Und natürlich darf man diesem Kollegah, der eigentlich Felix Blume heißt und in nicht sehr ferner Vergangenheit mal Jura studiert hat, auch hier nicht ganz leichtfertig auf den Leim gehen. Das alles, dieses in den vergangenen zehn Jahren ins Groteske überzeichnete Image, das vom Zuhälterrapper zum Boss zum King und jetzt eben zum allmächtigen „Imperator“ wuchs, ist Teil einer detailliert – und extrem smart – kalkulierten Kunstperson. Kollegah spricht derart überlebensgroß von seiner Lebensrealität und einem unermesslichen, gleichzeitig so gut wie nirgendwo existenten Prunk, dass man ihm, also der Privatperson, das bisher nicht abnehmen konnte – sich aber bestens unterhalten fühlte.

Überzeichnung funktioniert, das ist der Reiz an seiner Musik.
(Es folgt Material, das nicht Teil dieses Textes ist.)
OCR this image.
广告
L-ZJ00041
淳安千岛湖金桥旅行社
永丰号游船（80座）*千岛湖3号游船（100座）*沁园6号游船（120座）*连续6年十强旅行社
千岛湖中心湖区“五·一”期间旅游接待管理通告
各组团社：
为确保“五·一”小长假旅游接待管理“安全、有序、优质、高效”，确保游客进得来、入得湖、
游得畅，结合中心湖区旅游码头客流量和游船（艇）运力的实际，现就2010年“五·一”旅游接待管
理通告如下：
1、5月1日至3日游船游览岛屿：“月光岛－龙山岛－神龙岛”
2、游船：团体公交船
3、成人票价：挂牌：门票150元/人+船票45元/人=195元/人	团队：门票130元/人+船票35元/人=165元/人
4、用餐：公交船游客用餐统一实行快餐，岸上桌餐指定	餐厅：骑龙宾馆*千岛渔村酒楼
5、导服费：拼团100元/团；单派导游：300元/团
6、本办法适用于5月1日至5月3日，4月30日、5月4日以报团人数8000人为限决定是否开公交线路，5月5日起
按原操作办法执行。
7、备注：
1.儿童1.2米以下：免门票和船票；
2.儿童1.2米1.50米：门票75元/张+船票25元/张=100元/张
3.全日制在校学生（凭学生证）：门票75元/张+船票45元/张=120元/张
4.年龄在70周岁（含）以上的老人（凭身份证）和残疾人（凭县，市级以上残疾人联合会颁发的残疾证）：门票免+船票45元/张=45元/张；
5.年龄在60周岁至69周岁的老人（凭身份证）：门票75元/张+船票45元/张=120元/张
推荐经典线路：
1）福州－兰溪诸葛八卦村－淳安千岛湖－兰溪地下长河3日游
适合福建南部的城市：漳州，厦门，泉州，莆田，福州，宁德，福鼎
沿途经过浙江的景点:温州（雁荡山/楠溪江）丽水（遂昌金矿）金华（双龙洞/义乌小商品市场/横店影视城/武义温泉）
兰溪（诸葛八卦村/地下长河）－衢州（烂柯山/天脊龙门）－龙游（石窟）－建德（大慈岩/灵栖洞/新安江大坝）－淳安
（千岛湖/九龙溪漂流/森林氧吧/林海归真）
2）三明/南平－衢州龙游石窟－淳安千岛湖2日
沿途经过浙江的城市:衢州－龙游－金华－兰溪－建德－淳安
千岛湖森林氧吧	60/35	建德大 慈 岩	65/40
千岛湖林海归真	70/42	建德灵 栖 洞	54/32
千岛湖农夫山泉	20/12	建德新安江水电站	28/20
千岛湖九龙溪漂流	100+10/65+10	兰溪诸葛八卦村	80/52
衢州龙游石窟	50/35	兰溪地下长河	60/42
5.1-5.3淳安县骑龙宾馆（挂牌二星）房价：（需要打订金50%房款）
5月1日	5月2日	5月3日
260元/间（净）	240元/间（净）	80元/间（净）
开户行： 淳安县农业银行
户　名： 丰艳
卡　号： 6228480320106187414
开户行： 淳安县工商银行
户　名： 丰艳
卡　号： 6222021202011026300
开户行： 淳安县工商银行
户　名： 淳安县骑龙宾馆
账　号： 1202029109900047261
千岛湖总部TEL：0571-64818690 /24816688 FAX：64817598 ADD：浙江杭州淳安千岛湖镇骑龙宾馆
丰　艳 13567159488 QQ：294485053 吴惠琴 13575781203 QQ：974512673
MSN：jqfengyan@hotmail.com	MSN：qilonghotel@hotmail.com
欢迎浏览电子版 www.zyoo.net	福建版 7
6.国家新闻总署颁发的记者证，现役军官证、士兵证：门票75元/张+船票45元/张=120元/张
Kollegah ist das konstruierte Produkt einer Gedankenwelt, in der „echte Männer“ qua Physis das Sagen (und das Geld) haben, anpacken und zu Legenden werden – eine Musik gewordene Heldensaga ohne Tiefpunkte. Verpackt übrigens in eine Sprachgewalt, die im Deutschrap so noch kaum einer erreichte: “Sieh dein Label ist broke, Spasst/ Was kein Wunder ist, wenn man so'n Müll erzeugt, wie die Eltern von Thomas.” (Müll erzeugen/Müller zeugen). Oder aktuell auf „Nero“: „Medusa-förmiges Piece, von Louboutin sind die Sneaks/Und dein Jahreslohn reicht grade so für mein Kuchengabel-Service“. Der BR stellte in einer statistischen Erhebung sogar fest: Kollegahs Wortschatz (3006 Wörter) ist größer als der Goethes (2913 Wörter).
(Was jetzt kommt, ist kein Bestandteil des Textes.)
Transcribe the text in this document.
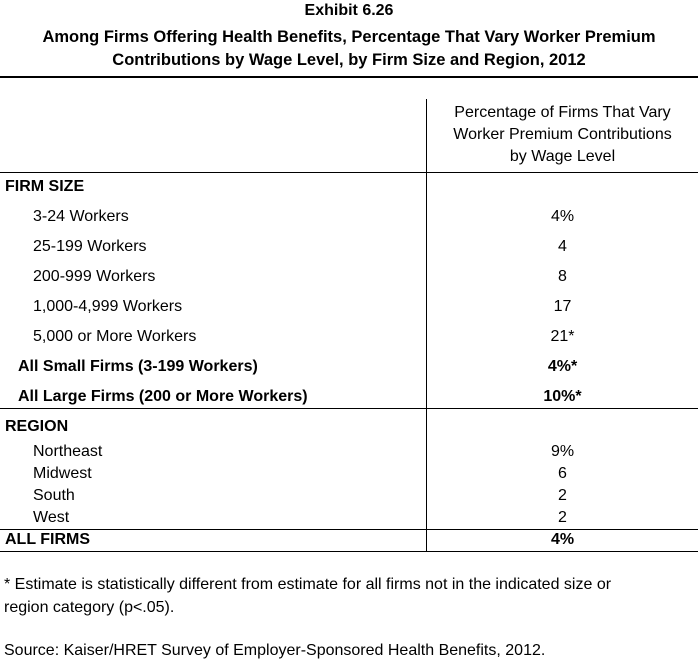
Exhibit 6.26
Among Firms Offering Health Benefits, Percentage That Vary Worker Premium
Contributions by Wage Level, by Firm Size and Region, 2012
Percentage of Firms That Vary
Worker Premium Contributions
by Wage Level
FIRM SIZE
3-24 Workers	4%
25-199 Workers	4
200-999 Workers	8
1,000-4,999 Workers	17
5,000 or More Workers	21*
All Small Firms (3-199 Workers)	4%*
All Large Firms (200 or More Workers)	10%*
REGION
Northeast	9%
Midwest	6
South	2
West	2
ALL FIRMS	4%
* Estimate is statistically different from estimate for all firms not in the indicated size or
region category (p<.05).
Source: Kaiser/HRET Survey of Employer-Sponsored Health Benefits, 2012.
Was allerding auch zeigt: Man kann mit sehr vielen Wörtern auch sehr wenig Inhalt verpacken. Heruntergebrochen ging es in den Texten am Ende um einen fiktiven, rein männlichen Entwurf von Sex, Drugs & Rock n’ Roll. Mehr nicht. 

Plötzlich Felix 

Jetzt allerdings bröckelt die Fassade. Der Adoniskörper Kollegahs bekommt Risse und der echte, menschliche Felix Blume scheint sich langsam hinter dem selbst kreierten Avatar hervorzukämpfen. Das hat Vor- und leider auch eine Menge Nachteile.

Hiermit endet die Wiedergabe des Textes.